Bro. McGarvey, in writing of him, says: "His discourses were methodically arranged, his argument convincing, his style transparent, and he left a line of light behind him as he advanced with his subject. His manner was bold and confident, without being defiant, and his action was full of grace and dignity. His voice was melodious and his person commanding. His exhortations, never boisterous, were full of tenderness, and they deeply impressed upon the heart the lessons set forth in the discourse. As a man, he was generous, kind-hearted and the soul of honor. His superiority, as, I think, in the case with which he comprehended a subject, and the facility with which he could distribute and arrange. In these particulars he had no equal among his fellow-laborers."

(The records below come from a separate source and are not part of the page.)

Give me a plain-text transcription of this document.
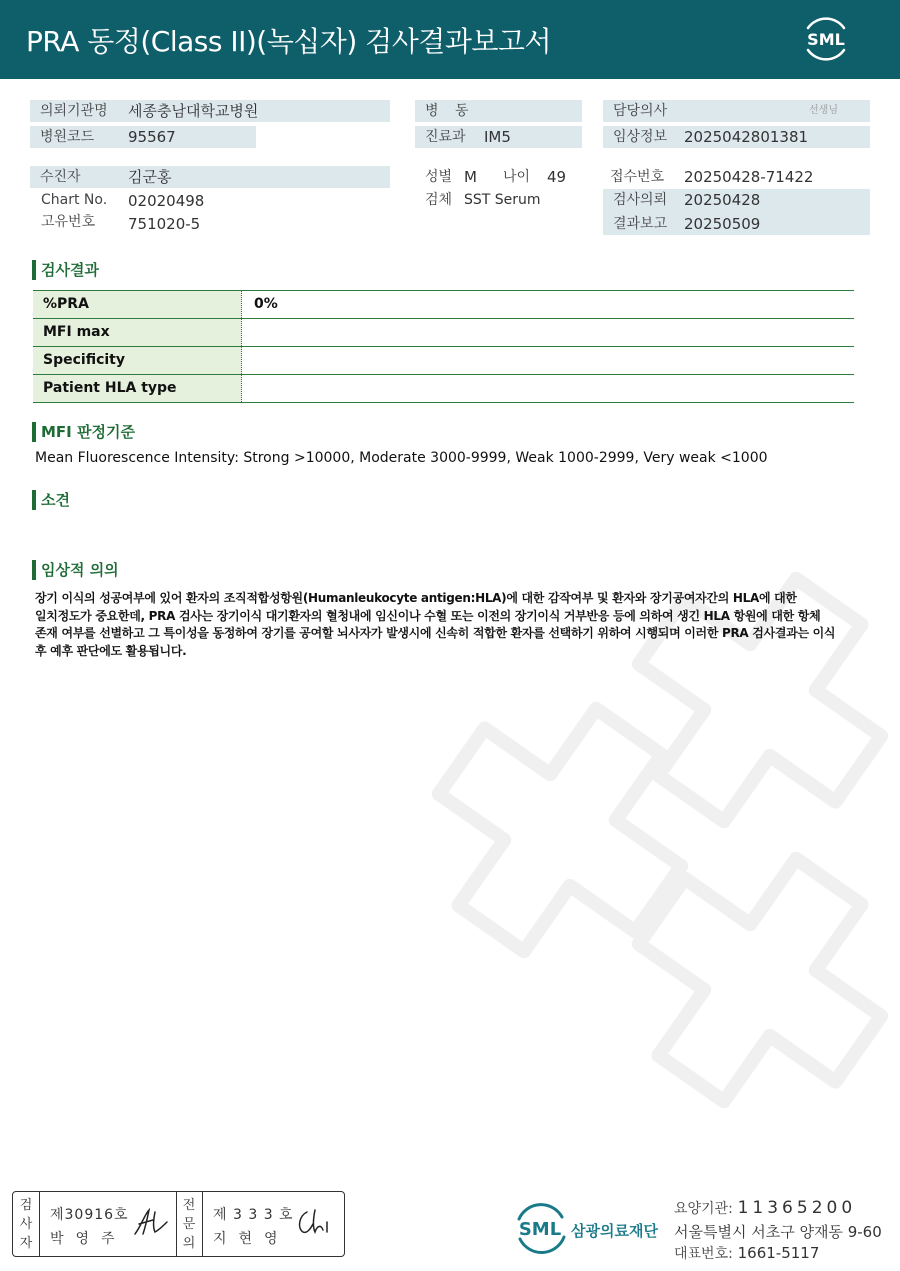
PRA 동정(Class II)(녹십자) 검사결과보고서	SML
의뢰기관명 세종충남대학교병원
병원코드 95567
병 동
진료과 IM5
담당의사	선생님
임상정보 2025042801381
수진자	김군홍
Chart No. 02020498
고유번호 751020-5
성별 M 나이 49
검체 SST Serum
접수번호 20250428-71422
검사의뢰 20250428
결과보고 20250509
검사결과
%PRA	0%
MFI max
Specificity
Patient HLA type
MFI 판정기준
Mean Fluorescence Intensity: Strong >10000, Moderate 3000-9999, Weak 1000-2999, Very weak <1000
소견
임상적 의의
장기 이식의 성공여부에 있어 환자의 조직적합성항원(Humanleukocyte antigen:HLA)에 대한 감작여부 및 환자와 장기공여자간의 HLA에 대한
일치정도가 중요한데, PRA 검사는 장기이식 대기환자의 혈청내에 임신이나 수혈 또는 이전의 장기이식 거부반응 등에 의하여 생긴 HLA 항원에 대한 항체
존재 여부를 선별하고 그 특이성을 동정하여 장기를 공여할 뇌사자가 발생시에 신속히 적합한 환자를 선택하기 위하여 시행되며 이러한 PRA 검사결과는 이식
후 예후 판단에도 활용됩니다.
검
사
자
제30916호
박영주
전
문
의
제 3 3 3 호
지현영	SML 삼광의료재단
요양기관: 11365200
서울특별시 서초구 양재동 9-60
대표번호: 1661-5117
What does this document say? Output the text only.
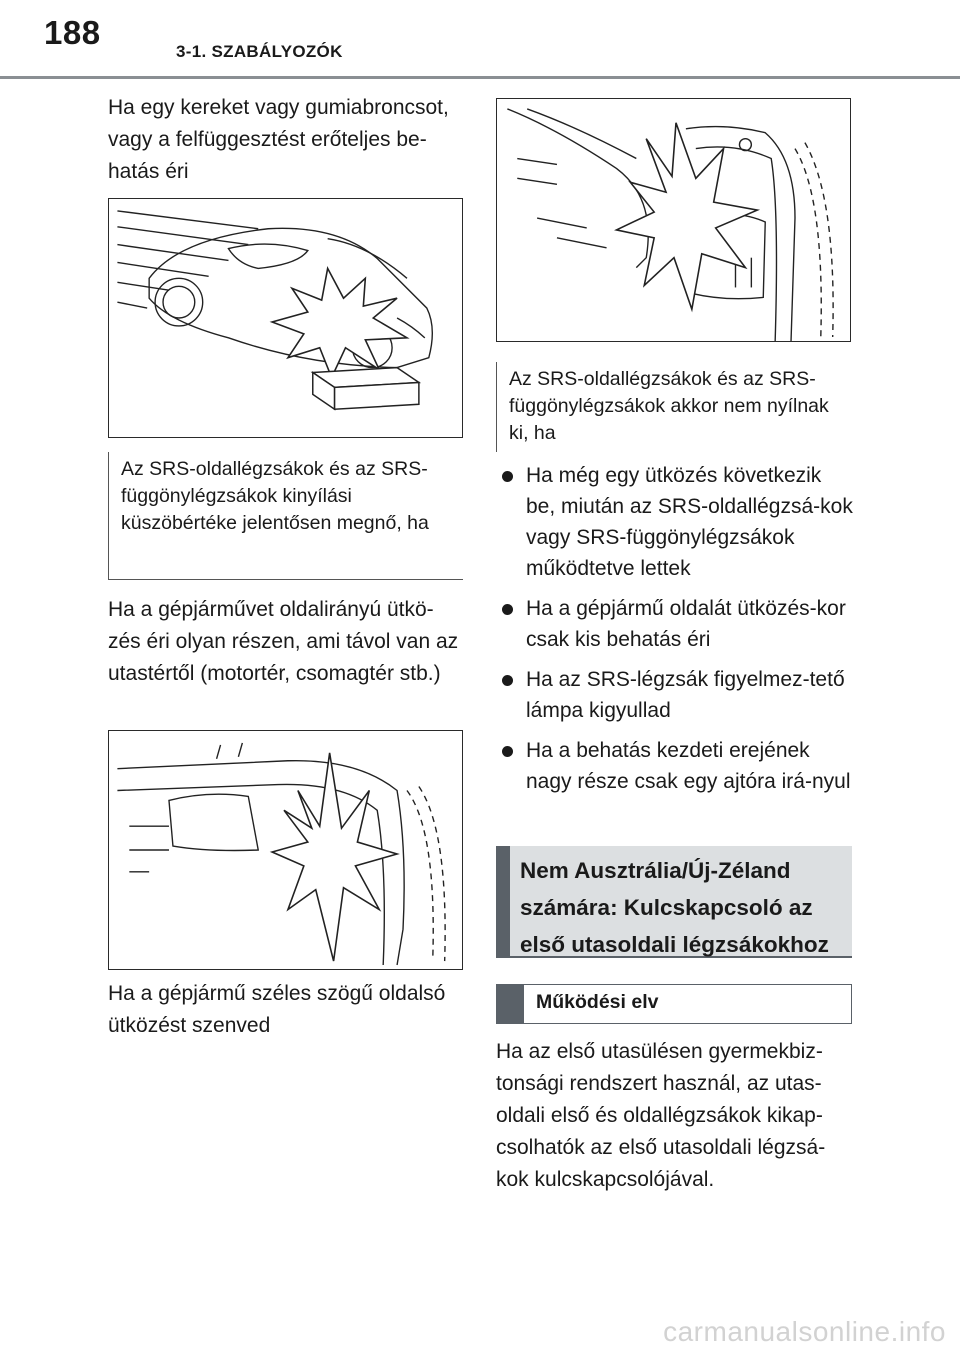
188
3-1. SZABÁLYOZÓK

Ha egy kereket vagy gumiabroncsot, vagy a felfüggesztést erőteljes be-hatás éri

Az SRS-oldallégzsákok és az SRS-függönylégzsákok kinyílási küszöbértéke jelentősen megnő, ha

Ha a gépjárművet oldalirányú ütkö-zés éri olyan részen, ami távol van az utastértől (motortér, csomagtér stb.)

Ha a gépjármű széles szögű oldalsó ütközést szenved

Az SRS-oldallégzsákok és az SRS-függönylégzsákok akkor nem nyílnak ki, ha
Ha még egy ütközés következik be, miután az SRS-oldallégzsá-kok vagy SRS-függönylégzsákok működtetve lettek
Ha a gépjármű oldalát ütközés-kor csak kis behatás éri
Ha az SRS-légzsák figyelmez-tető lámpa kigyullad
Ha a behatás kezdeti erejének nagy része csak egy ajtóra irá-nyul
Nem Ausztrália/Új-Zéland számára: Kulcskapcsoló az első utasoldali légzsákokhoz
Működési elv

Ha az első utasülésen gyermekbiz-tonsági rendszert használ, az utas-oldali első és oldallégzsákok kikap-csolhatók az első utasoldali légzsá-kok kulcskapcsolójával.

carmanualsonline.info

Bro. Z. F. Smith writes of him thus: "By nature he was remarkably endowed. His brain, while not massive, was finely organized and supported by one of the most perfect physiques I have ever known. He was an orator by nature, not so much in the ostentation of rhetoric and the art of elocution, but in the natural simplicity and grandeur of logic and illustration, and in the pathos and sentiment of glowing words that touched the reason and the heart at the same time."
Bro. I. B. Grubbs says of him: "If I am asked what I regard as the special feature in which the ministerial excellence of Dr. Hopson was manifested, my answer would be, in his matchless power of expression, the varying charms and well-sustained force of his diction, combined with the wonderful clearness with which he stated his positions and set forth his reasons to support them."
G. A. Hoffman writes of him: "There are few men who impart such a high conception of true manhood. He was, first of all, a true man, and manifested the highest and most Christlike ideal I have seen among men. True to his friends, true to his church, true to his conscience and true to his God."
He first married Miss Rebecca Parsons, daughter of James Parsons. She lived only a short time. His second wife was Miss Caroline Grey, who after a brief married life left him with a babe five months old, now Mrs. R. Lin Cave, of Georgia. In the year 1850 he married Miss Ella Lord Chappel, who survives him. He was a devoted son, an ideal husband and affectionate father and kind master.
His life work embraced a period of 47 years, in five states, with only nine ministries. I find a record of 5,000 additions, but there were many more not recorded. Thirty-eight years of the time I was his constant companion.